この話で出てくるキーポイントの一つ、「車種別の事故率」というものを見てみましょう。保険会社では契約者の車種ごとに事故率を算出していて、事故が多かった車種については、保険料を上げる仕組みになっているのです。Aさんの車は、トヨタのプリウス(2代目)だったのですが、Aさん自身が事故を起こさなくても、保険会社に契約している、他のプリウス所有者が事故を多く起こすと、プリウス所有者全員の保険料が上がってしまうとの事でした。オペレーターの説明では、プリウスの事故は多いとのことでした。
プリウスといえば、ご存知の方も多いと思いますが、ハイブリッド車の代表格です。元祖ハイブリッドです。所有者の多くは、省エネなどへの意識が高い人と思われ、また、街中でプリウスを見かけると、運転している人は結構、年齢層が高いようです。少なくとも、事故を起こす確率が格段に高いような若者が好んで乗る車ではない事は、誰にでも想像できるでしょう。こういうことを考えていくと、プリウスで事故が多く起きているという事実は理解に苦しみます。
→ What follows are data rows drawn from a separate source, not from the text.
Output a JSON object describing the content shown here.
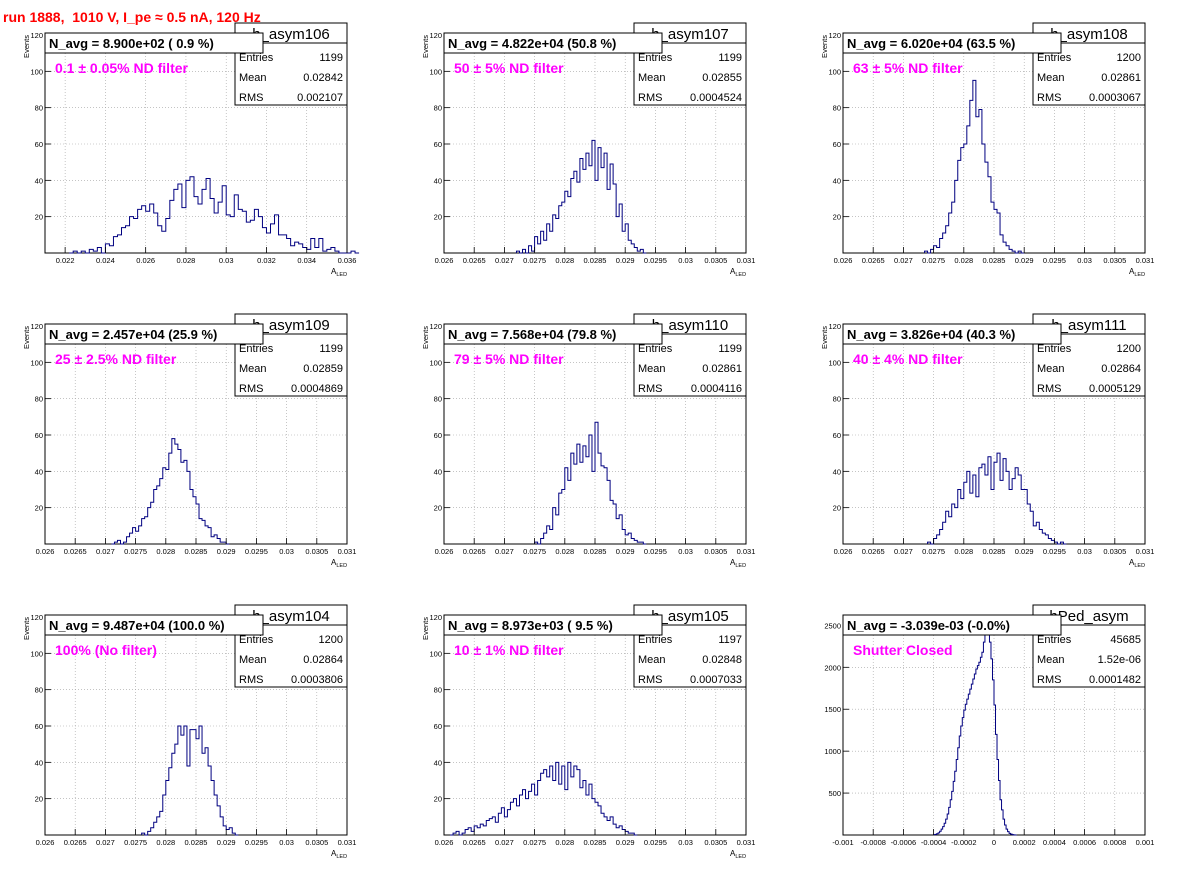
{
  "run_title": "run 1888,  1010 V, I_pe ≈ 0.5 nA, 120 Hz",
  "colors": {
    "title": "#ff0000",
    "annotation": "#ff00ff",
    "hist_line": "#000080",
    "grid": "#a0a0a0",
    "text": "#000000"
  },
  "chart_data": [
    {
      "type": "histogram",
      "name": "h_asym106",
      "xlabel_main": "A",
      "xlabel_sub": "LED",
      "ylabel": "Events",
      "xlim": [
        0.021,
        0.036
      ],
      "ylim": [
        0,
        120
      ],
      "xticks": [
        0.022,
        0.024,
        0.026,
        0.028,
        0.03,
        0.032,
        0.034,
        0.036
      ],
      "xtick_labels": [
        "0.022",
        "0.024",
        "0.026",
        "0.028",
        "0.03",
        "0.032",
        "0.034",
        "0.036"
      ],
      "yticks": [
        20,
        40,
        60,
        80,
        100,
        120
      ],
      "ytick_labels": [
        "20",
        "40",
        "60",
        "80",
        "100",
        "120"
      ],
      "bin_start": 0.0222,
      "bin_width": 0.0002,
      "values": [
        0,
        1,
        0,
        1,
        0,
        2,
        1,
        3,
        0,
        5,
        4,
        9,
        10,
        14,
        15,
        20,
        19,
        24,
        26,
        23,
        27,
        22,
        15,
        12,
        19,
        29,
        35,
        38,
        25,
        40,
        42,
        31,
        27,
        35,
        41,
        30,
        22,
        28,
        37,
        21,
        20,
        32,
        24,
        23,
        17,
        18,
        24,
        20,
        14,
        11,
        16,
        21,
        10,
        10,
        8,
        4,
        6,
        5,
        3,
        2,
        8,
        3,
        8,
        1,
        2,
        3,
        1,
        0,
        0,
        0,
        1,
        0
      ],
      "stats": {
        "Entries": "1199",
        "Mean": "0.02842",
        "RMS": "0.002107"
      },
      "n_avg": "N_avg = 8.900e+02 ( 0.9 %)",
      "annotation": "0.1 ± 0.05% ND filter"
    },
    {
      "type": "histogram",
      "name": "h_asym107",
      "xlabel_main": "A",
      "xlabel_sub": "LED",
      "ylabel": "Events",
      "xlim": [
        0.026,
        0.031
      ],
      "ylim": [
        0,
        120
      ],
      "xticks": [
        0.026,
        0.0265,
        0.027,
        0.0275,
        0.028,
        0.0285,
        0.029,
        0.0295,
        0.03,
        0.0305,
        0.031
      ],
      "xtick_labels": [
        "0.026",
        "0.0265",
        "0.027",
        "0.0275",
        "0.028",
        "0.0285",
        "0.029",
        "0.0295",
        "0.03",
        "0.0305",
        "0.031"
      ],
      "yticks": [
        20,
        40,
        60,
        80,
        100,
        120
      ],
      "ytick_labels": [
        "20",
        "40",
        "60",
        "80",
        "100",
        "120"
      ],
      "bin_start": 0.0272,
      "bin_width": 5e-05,
      "values": [
        1,
        0,
        2,
        0,
        4,
        1,
        9,
        5,
        12,
        7,
        16,
        12,
        21,
        19,
        26,
        28,
        34,
        31,
        41,
        45,
        39,
        52,
        46,
        55,
        48,
        62,
        40,
        58,
        47,
        55,
        35,
        49,
        38,
        20,
        27,
        12,
        16,
        7,
        5,
        3,
        1,
        2,
        0
      ],
      "stats": {
        "Entries": "1199",
        "Mean": "0.02855",
        "RMS": "0.0004524"
      },
      "n_avg": "N_avg = 4.822e+04 (50.8 %)",
      "annotation": "50 ± 5% ND filter"
    },
    {
      "type": "histogram",
      "name": "h_asym108",
      "xlabel_main": "A",
      "xlabel_sub": "LED",
      "ylabel": "Events",
      "xlim": [
        0.026,
        0.031
      ],
      "ylim": [
        0,
        120
      ],
      "xticks": [
        0.026,
        0.0265,
        0.027,
        0.0275,
        0.028,
        0.0285,
        0.029,
        0.0295,
        0.03,
        0.0305,
        0.031
      ],
      "xtick_labels": [
        "0.026",
        "0.0265",
        "0.027",
        "0.0275",
        "0.028",
        "0.0285",
        "0.029",
        "0.0295",
        "0.03",
        "0.0305",
        "0.031"
      ],
      "yticks": [
        20,
        40,
        60,
        80,
        100,
        120
      ],
      "ytick_labels": [
        "20",
        "40",
        "60",
        "80",
        "100",
        "120"
      ],
      "bin_start": 0.02735,
      "bin_width": 5e-05,
      "values": [
        1,
        0,
        2,
        4,
        3,
        8,
        11,
        15,
        22,
        28,
        40,
        51,
        58,
        60,
        70,
        84,
        95,
        75,
        79,
        60,
        50,
        42,
        28,
        24,
        22,
        10,
        6,
        4,
        2,
        1,
        0,
        1,
        0
      ],
      "stats": {
        "Entries": "1200",
        "Mean": "0.02861",
        "RMS": "0.0003067"
      },
      "n_avg": "N_avg = 6.020e+04 (63.5 %)",
      "annotation": "63 ± 5% ND filter"
    },
    {
      "type": "histogram",
      "name": "h_asym109",
      "xlabel_main": "A",
      "xlabel_sub": "LED",
      "ylabel": "Events",
      "xlim": [
        0.026,
        0.031
      ],
      "ylim": [
        0,
        120
      ],
      "xticks": [
        0.026,
        0.0265,
        0.027,
        0.0275,
        0.028,
        0.0285,
        0.029,
        0.0295,
        0.03,
        0.0305,
        0.031
      ],
      "xtick_labels": [
        "0.026",
        "0.0265",
        "0.027",
        "0.0275",
        "0.028",
        "0.0285",
        "0.029",
        "0.0295",
        "0.03",
        "0.0305",
        "0.031"
      ],
      "yticks": [
        20,
        40,
        60,
        80,
        100,
        120
      ],
      "ytick_labels": [
        "20",
        "40",
        "60",
        "80",
        "100",
        "120"
      ],
      "bin_start": 0.0271,
      "bin_width": 5e-05,
      "values": [
        0,
        1,
        2,
        0,
        1,
        4,
        6,
        9,
        7,
        10,
        14,
        15,
        20,
        23,
        30,
        32,
        36,
        42,
        41,
        50,
        58,
        55,
        52,
        45,
        46,
        40,
        30,
        26,
        22,
        14,
        13,
        10,
        9,
        4,
        5,
        3,
        1,
        1,
        0
      ],
      "stats": {
        "Entries": "1199",
        "Mean": "0.02859",
        "RMS": "0.0004869"
      },
      "n_avg": "N_avg = 2.457e+04 (25.9 %)",
      "annotation": "25 ± 2.5% ND filter"
    },
    {
      "type": "histogram",
      "name": "h_asym110",
      "xlabel_main": "A",
      "xlabel_sub": "LED",
      "ylabel": "Events",
      "xlim": [
        0.026,
        0.031
      ],
      "ylim": [
        0,
        120
      ],
      "xticks": [
        0.026,
        0.0265,
        0.027,
        0.0275,
        0.028,
        0.0285,
        0.029,
        0.0295,
        0.03,
        0.0305,
        0.031
      ],
      "xtick_labels": [
        "0.026",
        "0.0265",
        "0.027",
        "0.0275",
        "0.028",
        "0.0285",
        "0.029",
        "0.0295",
        "0.03",
        "0.0305",
        "0.031"
      ],
      "yticks": [
        20,
        40,
        60,
        80,
        100,
        120
      ],
      "ytick_labels": [
        "20",
        "40",
        "60",
        "80",
        "100",
        "120"
      ],
      "bin_start": 0.0275,
      "bin_width": 5e-05,
      "values": [
        1,
        0,
        3,
        6,
        10,
        8,
        20,
        16,
        28,
        30,
        42,
        35,
        50,
        44,
        55,
        45,
        54,
        48,
        60,
        40,
        67,
        50,
        43,
        42,
        35,
        24,
        22,
        14,
        16,
        8,
        5,
        6,
        3,
        2,
        1,
        1,
        0
      ],
      "stats": {
        "Entries": "1199",
        "Mean": "0.02861",
        "RMS": "0.0004116"
      },
      "n_avg": "N_avg = 7.568e+04 (79.8 %)",
      "annotation": "79 ± 5% ND filter"
    },
    {
      "type": "histogram",
      "name": "h_asym111",
      "xlabel_main": "A",
      "xlabel_sub": "LED",
      "ylabel": "Events",
      "xlim": [
        0.026,
        0.031
      ],
      "ylim": [
        0,
        120
      ],
      "xticks": [
        0.026,
        0.0265,
        0.027,
        0.0275,
        0.028,
        0.0285,
        0.029,
        0.0295,
        0.03,
        0.0305,
        0.031
      ],
      "xtick_labels": [
        "0.026",
        "0.0265",
        "0.027",
        "0.0275",
        "0.028",
        "0.0285",
        "0.029",
        "0.0295",
        "0.03",
        "0.0305",
        "0.031"
      ],
      "yticks": [
        20,
        40,
        60,
        80,
        100,
        120
      ],
      "ytick_labels": [
        "20",
        "40",
        "60",
        "80",
        "100",
        "120"
      ],
      "bin_start": 0.0274,
      "bin_width": 5e-05,
      "values": [
        1,
        0,
        3,
        5,
        8,
        12,
        18,
        15,
        22,
        20,
        30,
        25,
        34,
        40,
        28,
        38,
        26,
        42,
        44,
        38,
        48,
        30,
        45,
        50,
        35,
        47,
        40,
        30,
        36,
        42,
        38,
        30,
        30,
        22,
        18,
        10,
        12,
        8,
        6,
        5,
        3,
        2,
        1,
        0,
        1,
        0
      ],
      "stats": {
        "Entries": "1200",
        "Mean": "0.02864",
        "RMS": "0.0005129"
      },
      "n_avg": "N_avg = 3.826e+04 (40.3 %)",
      "annotation": "40 ± 4% ND filter"
    },
    {
      "type": "histogram",
      "name": "h_asym104",
      "xlabel_main": "A",
      "xlabel_sub": "LED",
      "ylabel": "Events",
      "xlim": [
        0.026,
        0.031
      ],
      "ylim": [
        0,
        120
      ],
      "xticks": [
        0.026,
        0.0265,
        0.027,
        0.0275,
        0.028,
        0.0285,
        0.029,
        0.0295,
        0.03,
        0.0305,
        0.031
      ],
      "xtick_labels": [
        "0.026",
        "0.0265",
        "0.027",
        "0.0275",
        "0.028",
        "0.0285",
        "0.029",
        "0.0295",
        "0.03",
        "0.0305",
        "0.031"
      ],
      "yticks": [
        20,
        40,
        60,
        80,
        100,
        120
      ],
      "ytick_labels": [
        "20",
        "40",
        "60",
        "80",
        "100",
        "120"
      ],
      "bin_start": 0.0276,
      "bin_width": 5e-05,
      "values": [
        1,
        0,
        2,
        4,
        7,
        10,
        13,
        22,
        30,
        37,
        45,
        50,
        60,
        55,
        60,
        38,
        58,
        58,
        53,
        60,
        45,
        48,
        38,
        30,
        22,
        16,
        10,
        5,
        3,
        4,
        1,
        0
      ],
      "stats": {
        "Entries": "1200",
        "Mean": "0.02864",
        "RMS": "0.0003806"
      },
      "n_avg": "N_avg = 9.487e+04 (100.0 %)",
      "annotation": "100% (No filter)"
    },
    {
      "type": "histogram",
      "name": "h_asym105",
      "xlabel_main": "A",
      "xlabel_sub": "LED",
      "ylabel": "Events",
      "xlim": [
        0.026,
        0.031
      ],
      "ylim": [
        0,
        120
      ],
      "xticks": [
        0.026,
        0.0265,
        0.027,
        0.0275,
        0.028,
        0.0285,
        0.029,
        0.0295,
        0.03,
        0.0305,
        0.031
      ],
      "xtick_labels": [
        "0.026",
        "0.0265",
        "0.027",
        "0.0275",
        "0.028",
        "0.0285",
        "0.029",
        "0.0295",
        "0.03",
        "0.0305",
        "0.031"
      ],
      "yticks": [
        20,
        40,
        60,
        80,
        100,
        120
      ],
      "ytick_labels": [
        "20",
        "40",
        "60",
        "80",
        "100",
        "120"
      ],
      "bin_start": 0.0261,
      "bin_width": 5e-05,
      "values": [
        0,
        1,
        2,
        0,
        1,
        3,
        4,
        2,
        5,
        4,
        6,
        5,
        8,
        9,
        10,
        7,
        12,
        15,
        10,
        14,
        18,
        20,
        16,
        22,
        25,
        20,
        24,
        28,
        22,
        30,
        34,
        36,
        32,
        38,
        30,
        40,
        28,
        38,
        25,
        40,
        32,
        38,
        36,
        26,
        30,
        22,
        28,
        20,
        18,
        16,
        12,
        10,
        8,
        10,
        6,
        4,
        5,
        3,
        2,
        1,
        1,
        0
      ],
      "stats": {
        "Entries": "1197",
        "Mean": "0.02848",
        "RMS": "0.0007033"
      },
      "n_avg": "N_avg = 8.973e+03 ( 9.5 %)",
      "annotation": "10 ± 1% ND filter"
    },
    {
      "type": "histogram",
      "name": "hPed_asym",
      "xlabel_main": "",
      "xlabel_sub": "",
      "ylabel": "",
      "xlim": [
        -0.001,
        0.001
      ],
      "ylim": [
        0,
        2600
      ],
      "xticks": [
        -0.001,
        -0.0008,
        -0.0006,
        -0.0004,
        -0.0002,
        0,
        0.0002,
        0.0004,
        0.0006,
        0.0008,
        0.001
      ],
      "xtick_labels": [
        "-0.001",
        "-0.0008",
        "-0.0006",
        "-0.0004",
        "-0.0002",
        "0",
        "0.0002",
        "0.0004",
        "0.0006",
        "0.0008",
        "0.001"
      ],
      "yticks": [
        500,
        1000,
        1500,
        2000,
        2500
      ],
      "ytick_labels": [
        "500",
        "1000",
        "1500",
        "2000",
        "2500"
      ],
      "bin_start": -0.0004,
      "bin_width": 1e-05,
      "values": [
        5,
        8,
        15,
        25,
        45,
        70,
        100,
        140,
        190,
        250,
        330,
        420,
        520,
        640,
        760,
        900,
        1040,
        1180,
        1300,
        1400,
        1490,
        1560,
        1620,
        1680,
        1740,
        1800,
        1860,
        1920,
        1980,
        2020,
        2060,
        2120,
        2180,
        2300,
        2420,
        2490,
        2440,
        2300,
        2100,
        1850,
        1550,
        1200,
        900,
        650,
        420,
        300,
        190,
        120,
        70,
        40,
        20,
        10,
        5,
        2,
        0
      ],
      "stats": {
        "Entries": "45685",
        "Mean": "1.52e-06",
        "RMS": "0.0001482"
      },
      "n_avg": "N_avg = -3.039e-03 (-0.0%)",
      "annotation": "Shutter Closed"
    }
  ]
}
そこで、事故多発の要因を考えてみたのですが、一つはバックの際の追突事故かもしれません。プリウスは後方が見にくいという欠点があります。それをカバーするために、支援システムが装備されてはいるのですが、操作が面倒臭く、Aさんは一度も利用したことがありませんでした。聞いたところによると、トヨタの首脳がこの支援システムを使ってバックを実演したのですが、操作を誤ったのか、あわや衝突事故というハプニングがあったとも言います。このような装置は、慣れるまでが危ないのです。
それと、プリウスはガソリン代節約の観点から営業車として使われることが多くて、そちらで事故が多く起きているという可能性もありました。営業車としてしょっちゅう乗り回していると、事故を起こす可能性も高くなる事でしょう。
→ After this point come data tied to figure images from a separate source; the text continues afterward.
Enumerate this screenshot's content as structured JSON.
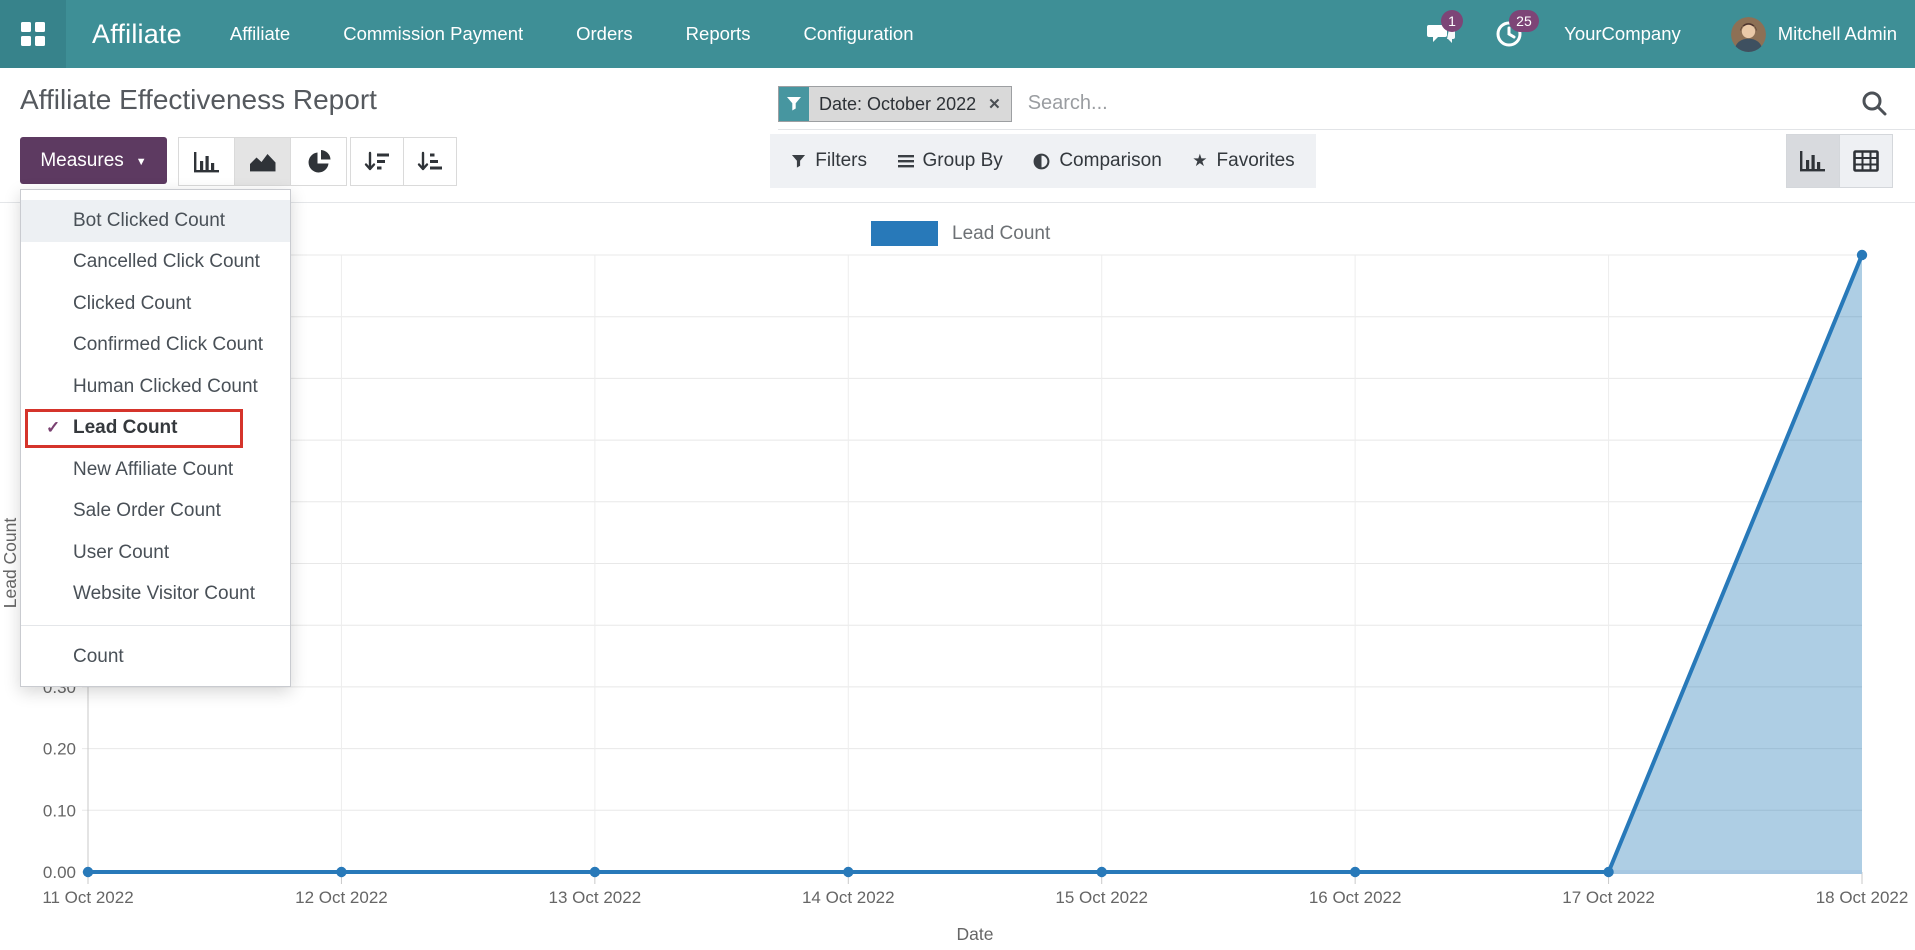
{
  "navbar": {
    "brand": "Affiliate",
    "menu_items": [
      "Affiliate",
      "Commission Payment",
      "Orders",
      "Reports",
      "Configuration"
    ],
    "messages_badge": "1",
    "activities_badge": "25",
    "company": "YourCompany",
    "user": "Mitchell Admin"
  },
  "header": {
    "title": "Affiliate Effectiveness Report",
    "filter_chip_label": "Date: October 2022",
    "search_placeholder": "Search...",
    "filter_menus": [
      "Filters",
      "Group By",
      "Comparison",
      "Favorites"
    ]
  },
  "toolbar": {
    "measures_label": "Measures"
  },
  "icons": {
    "caret": "▼",
    "close": "✕",
    "star": "★",
    "check": "✓"
  },
  "measures_dropdown": {
    "items": [
      {
        "label": "Bot Clicked Count",
        "checked": false,
        "hovered": true,
        "highlighted": false
      },
      {
        "label": "Cancelled Click Count",
        "checked": false,
        "hovered": false,
        "highlighted": false
      },
      {
        "label": "Clicked Count",
        "checked": false,
        "hovered": false,
        "highlighted": false
      },
      {
        "label": "Confirmed Click Count",
        "checked": false,
        "hovered": false,
        "highlighted": false
      },
      {
        "label": "Human Clicked Count",
        "checked": false,
        "hovered": false,
        "highlighted": false
      },
      {
        "label": "Lead Count",
        "checked": true,
        "hovered": false,
        "highlighted": true
      },
      {
        "label": "New Affiliate Count",
        "checked": false,
        "hovered": false,
        "highlighted": false
      },
      {
        "label": "Sale Order Count",
        "checked": false,
        "hovered": false,
        "highlighted": false
      },
      {
        "label": "User Count",
        "checked": false,
        "hovered": false,
        "highlighted": false
      },
      {
        "label": "Website Visitor Count",
        "checked": false,
        "hovered": false,
        "highlighted": false
      }
    ],
    "footer_item": "Count"
  },
  "chart_data": {
    "type": "area",
    "legend": [
      {
        "label": "Lead Count",
        "color": "#2879b9"
      }
    ],
    "x": [
      "11 Oct 2022",
      "12 Oct 2022",
      "13 Oct 2022",
      "14 Oct 2022",
      "15 Oct 2022",
      "16 Oct 2022",
      "17 Oct 2022",
      "18 Oct 2022"
    ],
    "series": [
      {
        "name": "Lead Count",
        "values": [
          0,
          0,
          0,
          0,
          0,
          0,
          0,
          1
        ]
      }
    ],
    "xlabel": "Date",
    "ylabel": "Lead Count",
    "ylim": [
      0,
      1
    ],
    "ytick_step": 0.1,
    "grid": true,
    "line_color": "#2879b9",
    "fill_color": "rgba(31,119,180,0.36)",
    "baseline_color": "#a7c8e2"
  },
  "colors": {
    "navbar_teal": "#3e8f96",
    "primary_button": "#5d3a61",
    "badge_purple": "#7d4577",
    "highlight_red": "#d5342b"
  }
}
この例にように、同じ等級、同じ車で、安くなると思って違う会社に乗り換えた場合でも、様々な条件が絡み合って、結果として保険料が高くなってしまう場合がある事を覚えておいていただければと思います。このAさんの場合では、新車割引が適用外になってしまった事、車の事故率、保険会社の評価が落ちてしまった事、が、自動車保険料を引き上げた原因でした。これは皆様の保険更新時にも十分に在り得る例です。